Clearly, this was like no other cave Vash had ever entered. After what sounded suspiciously like a minor attack of The Rapture, he confided to his diary, “In general, I can’t feel any special spiritual closeness with [Krubera] yet. That reminds me of some kind of absence of imagination; I look inside myself and then ideas appear about my own callousness and roughness.”
Determined to persevere, Vash tried to relieve his anxieties by recalling the surface. He fell asleep at the 700-Meter Camp thinking of Arabika’s lush greenswards and meadows so strewn with wildflowers they looked like one of Monet’s impressionistic canvases.
On October 9, Team B ferried loads down to the 500-Meter Camp while Vash’s lead team, starting at 11:00 A.M., began to work down to the 1,200-Meter Camp. It was a tricky route, involving vertical pitches washed by frigid cascades interspersed with more tight, twisting meanders. At eight o’clock that evening, Vash, Kasjan, and Medvedeva occupied the 1,200-Meter Camp, which Vash found surprisingly commodious—dry and roomy and equipped with a tent big enough to hold six comfortably.
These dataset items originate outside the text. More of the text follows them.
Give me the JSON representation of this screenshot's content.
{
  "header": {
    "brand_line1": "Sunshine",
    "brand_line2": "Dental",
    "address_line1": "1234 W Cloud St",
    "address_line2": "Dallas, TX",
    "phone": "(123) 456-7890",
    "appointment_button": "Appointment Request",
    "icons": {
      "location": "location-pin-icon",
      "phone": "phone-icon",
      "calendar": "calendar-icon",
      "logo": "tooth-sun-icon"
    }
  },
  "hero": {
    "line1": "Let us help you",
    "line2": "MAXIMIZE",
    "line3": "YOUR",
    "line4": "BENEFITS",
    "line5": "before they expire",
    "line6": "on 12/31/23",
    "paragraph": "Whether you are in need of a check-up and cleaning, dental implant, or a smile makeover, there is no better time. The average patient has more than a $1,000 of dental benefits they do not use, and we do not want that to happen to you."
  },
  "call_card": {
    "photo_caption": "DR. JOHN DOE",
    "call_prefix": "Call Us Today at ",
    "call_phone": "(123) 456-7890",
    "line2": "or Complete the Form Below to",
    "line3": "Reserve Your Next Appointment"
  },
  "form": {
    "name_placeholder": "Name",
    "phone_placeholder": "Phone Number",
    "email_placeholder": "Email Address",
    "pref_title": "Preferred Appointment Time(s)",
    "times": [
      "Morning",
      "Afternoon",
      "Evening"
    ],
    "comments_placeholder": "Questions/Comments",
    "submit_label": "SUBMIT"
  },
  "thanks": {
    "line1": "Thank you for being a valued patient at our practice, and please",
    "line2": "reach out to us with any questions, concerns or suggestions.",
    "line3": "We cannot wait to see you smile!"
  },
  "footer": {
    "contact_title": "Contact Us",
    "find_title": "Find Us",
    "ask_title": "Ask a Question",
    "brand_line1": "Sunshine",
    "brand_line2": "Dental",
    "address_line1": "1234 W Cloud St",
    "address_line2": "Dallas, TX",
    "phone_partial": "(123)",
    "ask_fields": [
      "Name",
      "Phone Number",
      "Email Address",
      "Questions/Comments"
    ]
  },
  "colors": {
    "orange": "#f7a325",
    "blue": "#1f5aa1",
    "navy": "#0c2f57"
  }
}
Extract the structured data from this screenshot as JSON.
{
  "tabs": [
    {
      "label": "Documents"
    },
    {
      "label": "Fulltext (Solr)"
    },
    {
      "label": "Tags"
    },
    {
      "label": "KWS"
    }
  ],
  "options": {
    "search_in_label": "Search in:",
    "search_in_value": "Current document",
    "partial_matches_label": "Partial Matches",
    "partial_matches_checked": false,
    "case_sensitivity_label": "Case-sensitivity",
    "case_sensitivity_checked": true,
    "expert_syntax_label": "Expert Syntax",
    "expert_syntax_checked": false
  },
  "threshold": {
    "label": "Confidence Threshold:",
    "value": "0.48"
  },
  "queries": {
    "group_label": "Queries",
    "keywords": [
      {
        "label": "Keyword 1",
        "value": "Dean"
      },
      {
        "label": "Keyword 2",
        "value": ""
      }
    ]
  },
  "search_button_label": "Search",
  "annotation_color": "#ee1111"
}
Vash made minor repairs to his vertical gear, snacked, and listened to the question that would not stop echoing through his brain: Will I get to the bottom? And listened, as well, to its inescapable evil twin: Will I get back to the top?
The camp, a Hilton by expeditionary caving standards, had a stocked pantry with one hundred person-days of food, or enough for the five-person Team A to remain underground twenty more days. That evening, dry and warm in his blue sleeping bag, Vash dreamed not of wildflowers and meadows but, oddly, of beautiful pictures in a grand museum. If there was some symbolism connected to his current adventure, he could not, upon waking, discern what it might be. But at least he was not having nightmares.
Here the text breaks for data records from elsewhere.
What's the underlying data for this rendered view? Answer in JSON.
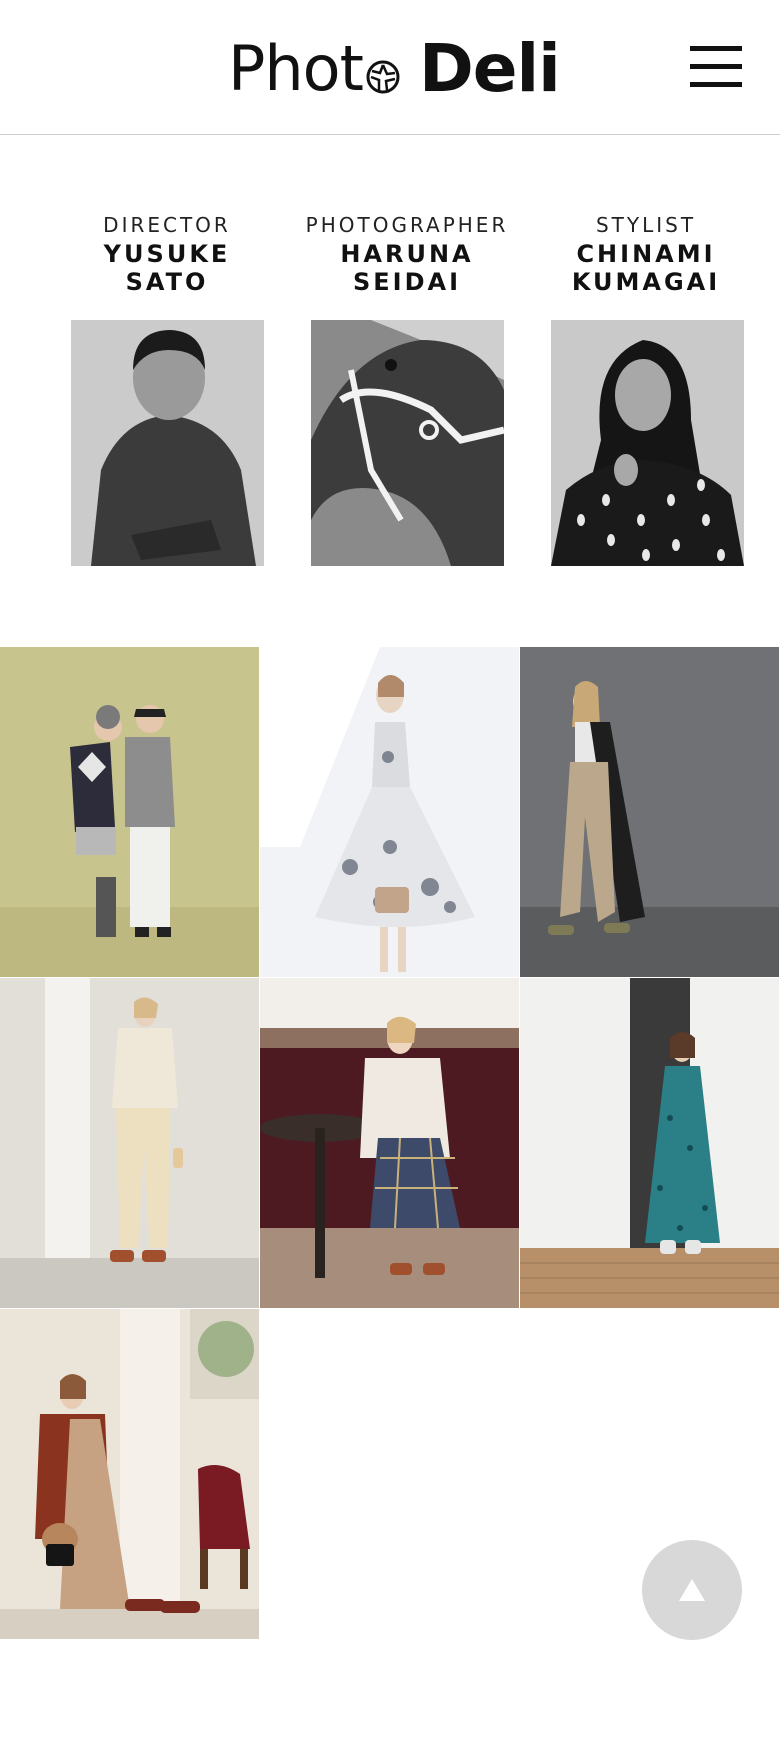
{
  "header": {
    "logo_photo": "Phot",
    "logo_deli": "Deli",
    "menu_icon": "hamburger-menu-icon"
  },
  "credits": [
    {
      "role": "DIRECTOR",
      "name_lines": [
        "YUSUKE SATO"
      ]
    },
    {
      "role": "PHOTOGRAPHER",
      "name_lines": [
        "HARUNA",
        "SEIDAI"
      ]
    },
    {
      "role": "STYLIST",
      "name_lines": [
        "CHINAMI",
        "KUMAGAI"
      ]
    }
  ],
  "scroll_top_icon": "up-triangle-icon",
  "colors": {
    "text": "#111111",
    "divider": "#cfcfcf",
    "scroll_button": "#d8d8d8"
  }
}
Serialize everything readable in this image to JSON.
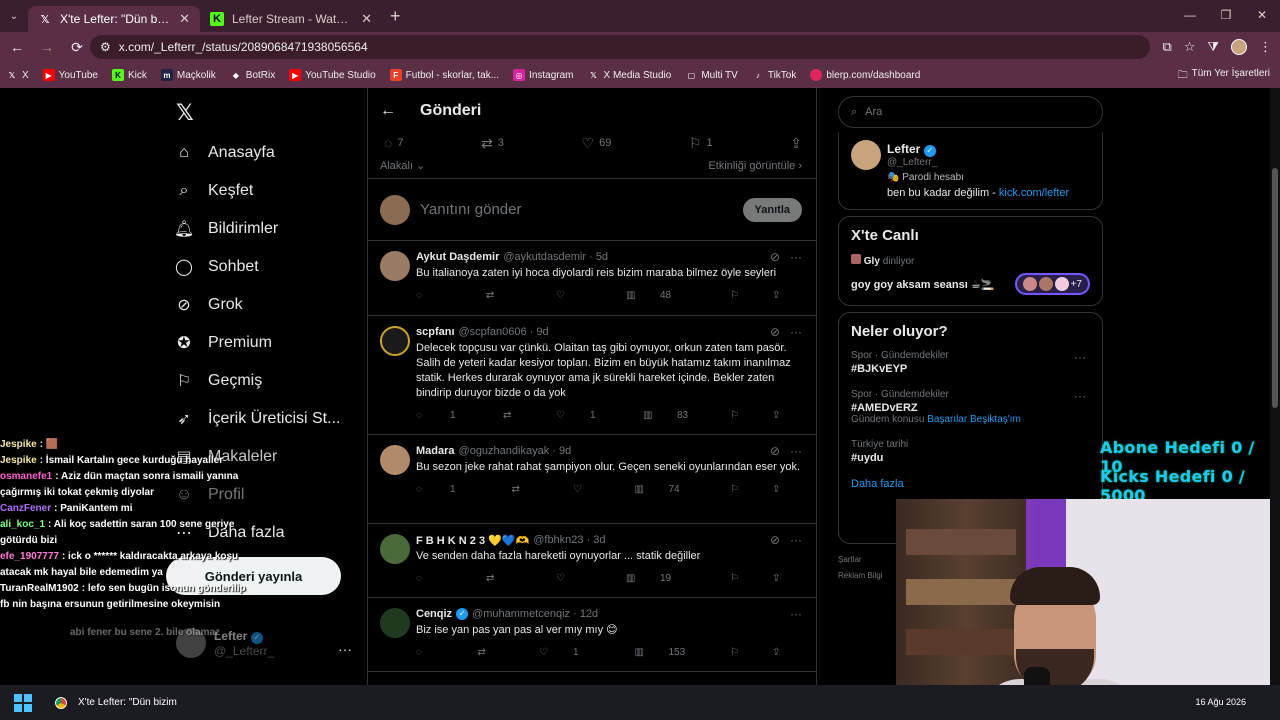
{
  "browser": {
    "tabs": [
      {
        "icon": "x-logo-icon",
        "title": "X'te Lefter: \"Dün bizim yapamad",
        "active": true
      },
      {
        "icon": "kick-logo-icon",
        "title": "Lefter Stream - Watch Live on Kick",
        "active": false
      }
    ],
    "url": "x.com/_Lefterr_/status/2089068471938056564",
    "bookmarks": [
      "X",
      "YouTube",
      "Kick",
      "Maçkolik",
      "BotRix",
      "YouTube Studio",
      "Futbol - skorlar, tak...",
      "Instagram",
      "X Media Studio",
      "Multi TV",
      "TikTok",
      "blerp.com/dashboard"
    ],
    "all_bookmarks": "Tüm Yer İşaretleri"
  },
  "nav": {
    "items": [
      "Anasayfa",
      "Keşfet",
      "Bildirimler",
      "Sohbet",
      "Grok",
      "Premium",
      "Geçmiş",
      "İçerik Üreticisi St...",
      "Makaleler",
      "Profil",
      "Daha fazla"
    ],
    "post_button": "Gönderi yayınla",
    "account_name": "Lefter",
    "account_handle": "@_Lefterr_"
  },
  "main": {
    "title": "Gönderi",
    "stats": {
      "replies": "7",
      "reposts": "3",
      "likes": "69",
      "bookmarks": "1"
    },
    "relevance": "Alakalı",
    "activity": "Etkinliği görüntüle",
    "reply_placeholder": "Yanıtını gönder",
    "reply_button": "Yanıtla",
    "posts": [
      {
        "name": "Aykut Daşdemir",
        "handle": "@aykutdasdemir · 5d",
        "text": "Bu italianoya zaten iyi hoca diyolardi reis bizim maraba bilmez öyle seyleri",
        "likes": "",
        "views": "48"
      },
      {
        "name": "scpfanı",
        "handle": "@scpfan0606 · 9d",
        "text": "Delecek topçusu var çünkü. Olaitan taş gibi oynuyor, orkun zaten tam pasör. Salih de yeteri kadar kesiyor topları. Bizim en büyük hatamız takım inanılmaz statik. Herkes durarak oynuyor ama jk sürekli hareket içinde. Bekler zaten bindirip duruyor bizde o da yok",
        "replies": "1",
        "likes": "1",
        "views": "83"
      },
      {
        "name": "Madara",
        "handle": "@oguzhandikayak · 9d",
        "text": "Bu sezon jeke rahat rahat şampiyon olur. Geçen seneki oyunlarından eser yok.",
        "replies": "1",
        "likes": "",
        "views": "74"
      },
      {
        "name": "F B H K N 2 3 💛💙🫶",
        "handle": "@fbhkn23 · 3d",
        "text": "Ve senden daha fazla hareketli oynuyorlar ... statik değiller",
        "likes": "",
        "views": "19"
      },
      {
        "name": "Cenqiz",
        "handle": "@muhammetcenqiz · 12d",
        "text": "Biz ise yan pas yan pas al ver mıy mıy 😊",
        "likes": "1",
        "views": "153"
      }
    ]
  },
  "sidebar": {
    "search_placeholder": "Ara",
    "profile": {
      "name": "Lefter",
      "handle": "@_Lefterr_",
      "parody": "Parodi hesabı",
      "bio": "ben bu kadar değilim -",
      "link": "kick.com/lefter"
    },
    "live_title": "X'te Canlı",
    "live_host": "Gly",
    "live_host_status": "dinliyor",
    "live_space": "goy goy aksam seansı ☕🚬",
    "live_count": "+7",
    "trends_title": "Neler oluyor?",
    "trends": [
      {
        "cat": "Spor · Gündemdekiler",
        "tag": "#BJKvEYP",
        "sub": ""
      },
      {
        "cat": "Spor · Gündemdekiler",
        "tag": "#AMEDvERZ",
        "sub": "Gündem konusu",
        "sub_link": "Başarılar Beşiktaş'ım"
      },
      {
        "cat": "Türkiye tarihi",
        "tag": "#uydu",
        "sub": ""
      }
    ],
    "show_more": "Daha fazla",
    "footer1": "Şartlar",
    "footer2": "Reklam Bilgi"
  },
  "stream_overlay": {
    "goal1": "Abone Hedefi 0 / 10",
    "goal2": "Kicks Hedefi 0 / 5000",
    "chat": [
      {
        "user": "Jespike",
        "msg": ": 🟫"
      },
      {
        "user": "Jespike",
        "msg": ": İsmail Kartalın gece kurduğu hayaller"
      },
      {
        "user": "osmanefe1",
        "msg": ": Aziz dün maçtan sonra ismaili yanına çağırmış iki tokat çekmiş diyolar"
      },
      {
        "user": "CanzFener",
        "msg": ": PaniKantem mi"
      },
      {
        "user": "ali_koc_1",
        "msg": ": Ali koç sadettin saran 100 sene geriye götürdü bizi"
      },
      {
        "user": "efe_1907777",
        "msg": ": ick o ****** kaldıracakta arkaya koşu atacak mk hayal bile edemedim ya"
      },
      {
        "user": "TuranRealM1902",
        "msg": ": lefo sen bugün isonun gönderilip fb nin başına ersunun getirilmesine okeymisin"
      },
      {
        "user": "",
        "msg": "abi fener bu sene 2. bile olamaz"
      }
    ]
  },
  "taskbar": {
    "window_title": "X'te Lefter: \"Dün bizim y",
    "date": "16 Ağu 2026"
  }
}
Day by day, like mountaineers climbing up to successively higher camps, Vash and his teammates descended to successively lower ones. On October 11 they occupied the 1,400-Meter Camp. From here, Klimchouk’s summer teams had explored virgin cave all the way down to 6,037 feet (1,840 meters), establishing Krubera as the world’s deepest cave. That lowest spot would become this expedition’s jumping-off point. Everything previous was just preparation.
To reach that camp, however, they had to get themselves, their gear, and their supplies through a short but treacherous sump. The sump was just short enough that scuba equipment was not absolutely essential. But it was long and tight enough to stretch a breath-hold dive to its extreme limits. Because bringing scuba gear involved another whole dimension of logistics, Kasjan had elected to traverse this sump by breath-hold diving. Vash knew he would have to go through if he was to have any chance of reaching Krubera’s bottom. It would be his first encounter with such a sump, and he would be attempting it deeper than he had ever been before, as well as in the most dangerous cave he had ever encountered—and quite possibly the most treacherous in all the world.